Golden v. Puccinelli
64 N.E.3d 1122
| Ill. App. Ct. | 2016Background
- Plaintiff John Golden obtained a $162,746 judgment against defendant Sean Puccinelli on April 2, 1993, and secured a wage-deduction order against Puccinelli’s employer (entered Aug. 24, 1999).
- Golden revived the judgment once on Aug. 25, 2005; wages have been deducted periodically and the judgment remains unsatisfied.
- Puccinelli moved (Nov. 10, 2014) to terminate wage-deduction proceedings and declare the 1993 judgment lapsed, arguing the 20-year revival period had expired.
- Golden relied on an August 2013 amendment to 735 ILCS 5/2-1602 (subsection (h), eff. Jan. 1, 2014) to argue that ongoing, court-supervised wage-enforcement may continue to conclusion without revival, even if the 20-year revival window has passed.

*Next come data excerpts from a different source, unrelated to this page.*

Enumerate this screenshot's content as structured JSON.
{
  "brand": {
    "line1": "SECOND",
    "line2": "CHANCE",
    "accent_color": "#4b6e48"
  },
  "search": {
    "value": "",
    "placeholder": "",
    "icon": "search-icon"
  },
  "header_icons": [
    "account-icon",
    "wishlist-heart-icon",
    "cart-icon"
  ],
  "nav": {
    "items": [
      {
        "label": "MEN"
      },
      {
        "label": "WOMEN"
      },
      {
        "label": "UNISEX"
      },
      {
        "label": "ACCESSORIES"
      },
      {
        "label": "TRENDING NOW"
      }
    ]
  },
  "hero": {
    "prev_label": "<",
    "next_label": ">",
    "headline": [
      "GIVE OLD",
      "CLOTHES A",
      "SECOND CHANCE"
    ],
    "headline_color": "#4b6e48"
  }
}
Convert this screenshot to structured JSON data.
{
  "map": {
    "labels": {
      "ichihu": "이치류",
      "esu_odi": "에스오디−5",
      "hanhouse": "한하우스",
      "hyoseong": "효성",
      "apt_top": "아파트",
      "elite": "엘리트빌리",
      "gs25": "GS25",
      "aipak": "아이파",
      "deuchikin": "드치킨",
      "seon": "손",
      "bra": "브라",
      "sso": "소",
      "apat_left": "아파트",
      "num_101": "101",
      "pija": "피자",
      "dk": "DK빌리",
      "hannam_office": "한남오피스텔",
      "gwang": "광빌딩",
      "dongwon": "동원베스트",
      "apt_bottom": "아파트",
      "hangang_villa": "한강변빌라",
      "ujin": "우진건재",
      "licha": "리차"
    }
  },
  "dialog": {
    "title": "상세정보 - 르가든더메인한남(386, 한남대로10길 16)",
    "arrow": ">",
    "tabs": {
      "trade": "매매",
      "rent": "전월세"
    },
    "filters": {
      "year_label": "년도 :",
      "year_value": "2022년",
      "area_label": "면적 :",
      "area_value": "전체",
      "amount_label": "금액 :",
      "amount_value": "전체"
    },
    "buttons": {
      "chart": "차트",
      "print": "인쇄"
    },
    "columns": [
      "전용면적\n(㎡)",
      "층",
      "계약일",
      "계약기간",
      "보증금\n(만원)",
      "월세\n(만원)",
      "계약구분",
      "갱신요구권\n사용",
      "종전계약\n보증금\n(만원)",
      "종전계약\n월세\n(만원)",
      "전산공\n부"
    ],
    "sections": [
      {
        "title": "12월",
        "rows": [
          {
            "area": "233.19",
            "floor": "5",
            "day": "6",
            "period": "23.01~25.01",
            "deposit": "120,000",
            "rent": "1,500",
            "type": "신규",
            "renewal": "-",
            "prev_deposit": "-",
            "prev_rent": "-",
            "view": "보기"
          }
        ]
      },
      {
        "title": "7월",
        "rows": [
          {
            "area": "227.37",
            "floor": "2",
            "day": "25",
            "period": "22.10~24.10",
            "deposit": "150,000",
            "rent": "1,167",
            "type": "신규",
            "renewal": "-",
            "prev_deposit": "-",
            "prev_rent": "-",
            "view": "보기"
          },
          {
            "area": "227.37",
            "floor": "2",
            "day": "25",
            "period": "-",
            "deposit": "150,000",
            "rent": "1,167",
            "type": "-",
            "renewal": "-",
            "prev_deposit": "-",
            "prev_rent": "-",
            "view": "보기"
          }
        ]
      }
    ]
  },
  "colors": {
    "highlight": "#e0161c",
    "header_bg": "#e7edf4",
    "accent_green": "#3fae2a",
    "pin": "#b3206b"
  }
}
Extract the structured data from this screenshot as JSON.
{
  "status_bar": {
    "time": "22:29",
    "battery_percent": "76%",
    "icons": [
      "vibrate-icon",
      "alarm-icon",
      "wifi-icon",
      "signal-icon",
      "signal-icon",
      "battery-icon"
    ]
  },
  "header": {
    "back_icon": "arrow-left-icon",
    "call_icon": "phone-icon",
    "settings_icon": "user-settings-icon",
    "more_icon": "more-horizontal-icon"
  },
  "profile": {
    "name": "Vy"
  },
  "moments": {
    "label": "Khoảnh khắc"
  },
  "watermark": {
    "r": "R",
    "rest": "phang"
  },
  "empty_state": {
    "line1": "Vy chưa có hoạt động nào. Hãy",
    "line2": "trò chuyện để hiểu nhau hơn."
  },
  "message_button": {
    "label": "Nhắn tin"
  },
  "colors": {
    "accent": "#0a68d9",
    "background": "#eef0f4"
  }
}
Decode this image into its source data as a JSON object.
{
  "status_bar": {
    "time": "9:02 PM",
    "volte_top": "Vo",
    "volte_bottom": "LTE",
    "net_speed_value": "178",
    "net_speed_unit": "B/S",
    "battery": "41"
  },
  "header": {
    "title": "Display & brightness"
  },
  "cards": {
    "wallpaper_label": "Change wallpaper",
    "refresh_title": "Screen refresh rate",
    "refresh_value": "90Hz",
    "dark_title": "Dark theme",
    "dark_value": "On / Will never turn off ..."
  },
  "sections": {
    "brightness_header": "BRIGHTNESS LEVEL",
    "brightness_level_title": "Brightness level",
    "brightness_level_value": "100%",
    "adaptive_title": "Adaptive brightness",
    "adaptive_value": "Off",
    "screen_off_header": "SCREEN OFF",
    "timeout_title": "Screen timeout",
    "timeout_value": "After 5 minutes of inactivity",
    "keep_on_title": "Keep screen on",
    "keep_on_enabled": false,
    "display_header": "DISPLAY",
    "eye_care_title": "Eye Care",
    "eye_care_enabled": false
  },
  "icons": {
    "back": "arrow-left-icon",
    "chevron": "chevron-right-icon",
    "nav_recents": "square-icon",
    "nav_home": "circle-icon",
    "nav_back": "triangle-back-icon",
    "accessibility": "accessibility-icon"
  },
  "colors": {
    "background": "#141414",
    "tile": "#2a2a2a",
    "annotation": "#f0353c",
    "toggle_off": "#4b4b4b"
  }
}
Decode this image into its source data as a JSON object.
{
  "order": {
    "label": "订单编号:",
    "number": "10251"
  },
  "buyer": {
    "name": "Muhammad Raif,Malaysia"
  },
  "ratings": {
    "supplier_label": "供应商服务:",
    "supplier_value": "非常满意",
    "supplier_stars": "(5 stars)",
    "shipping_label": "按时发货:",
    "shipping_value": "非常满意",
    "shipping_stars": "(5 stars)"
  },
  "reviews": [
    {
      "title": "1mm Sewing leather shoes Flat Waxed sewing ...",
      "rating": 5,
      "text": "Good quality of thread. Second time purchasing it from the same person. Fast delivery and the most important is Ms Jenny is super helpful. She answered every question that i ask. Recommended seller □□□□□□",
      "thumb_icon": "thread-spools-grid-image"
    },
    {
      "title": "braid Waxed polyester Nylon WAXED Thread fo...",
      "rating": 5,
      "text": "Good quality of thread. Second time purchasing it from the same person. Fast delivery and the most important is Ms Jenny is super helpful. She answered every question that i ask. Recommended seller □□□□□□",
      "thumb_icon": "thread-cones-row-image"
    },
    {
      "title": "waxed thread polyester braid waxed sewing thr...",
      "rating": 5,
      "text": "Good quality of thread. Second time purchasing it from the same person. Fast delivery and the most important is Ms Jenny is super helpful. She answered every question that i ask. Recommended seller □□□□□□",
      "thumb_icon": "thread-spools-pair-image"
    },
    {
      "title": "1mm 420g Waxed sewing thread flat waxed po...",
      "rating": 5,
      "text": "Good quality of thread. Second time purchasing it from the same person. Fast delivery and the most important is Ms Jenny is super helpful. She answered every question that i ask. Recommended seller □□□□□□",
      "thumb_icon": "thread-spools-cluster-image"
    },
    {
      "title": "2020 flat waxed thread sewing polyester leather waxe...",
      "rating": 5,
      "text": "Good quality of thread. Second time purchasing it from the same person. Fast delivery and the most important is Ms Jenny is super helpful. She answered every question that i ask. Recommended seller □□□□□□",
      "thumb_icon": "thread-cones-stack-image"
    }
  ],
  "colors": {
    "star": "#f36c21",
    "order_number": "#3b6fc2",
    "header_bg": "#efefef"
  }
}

- The trial court denied Puccinelli’s motion; the appellate court reversed, holding §2-1602(h) does not extend the 20-year revival limit and thus the judgment had lapsed.
Issues
| Issue | Plaintiff's Argument (Golden) | Defendant's Argument (Puccinelli) | Held |
|---|---|---|---|
| Does §2-1602(h) allow pending, court-supervised wage-enforcement to continue past the 20-year revival limit? | (1) §2-1602(h) permits enforcement to continue to satisfaction even if 20 years elapsed. | (1) §2-1602(h) cannot revive or extend enforcement past the statutory 20-year revival period. | Held: §2-1602(h) does not override the 20-year revival limit; it merely avoids repeated 7-year recertifications during a pending wage enforcement proceeding. |
| If §2-1602(h) did allow enforcement beyond 20 years, could it be applied retroactively to judgments that lapsed before the statute took effect? | (2) §2-1602(h) applies to ongoing enforcement and thus to this case. | (2) The amendment cannot be applied retroactively to revive a judgment whose 20-year period already expired. | Moot after primary statutory construction; appellate court did not reach retroactivity in substance because it construed (h) as not extending the 20-year rule. |
| Does application of §2-1602(h) (as the trial court construed it) raise equal protection concerns by treating wage-deduction debtors differently? | (3) Not addressed as necessary if (h) permits continuing enforcement. | (3) Would be unconstitutional disparate treatment. | Not reached: claim depends on an interpretation of (h) the court rejected. |
| What relief should follow if (h) does not extend the 20-year limit? | — | (4) Termination of wage-deduction proceedings and declaration judgment lapsed. | Held: Reverse trial court; judgment lapsed; remand for orders terminating wage deductions (majority remanded; concurrence would directly enter termination). |
Key Cases Cited
- Aetna Cas. & Sur. Co. v. Brunsmann, 77 Ill. App. 2d 219 (1966) (20-year revival window is not tolled by a judgment of revivor once the period has expired)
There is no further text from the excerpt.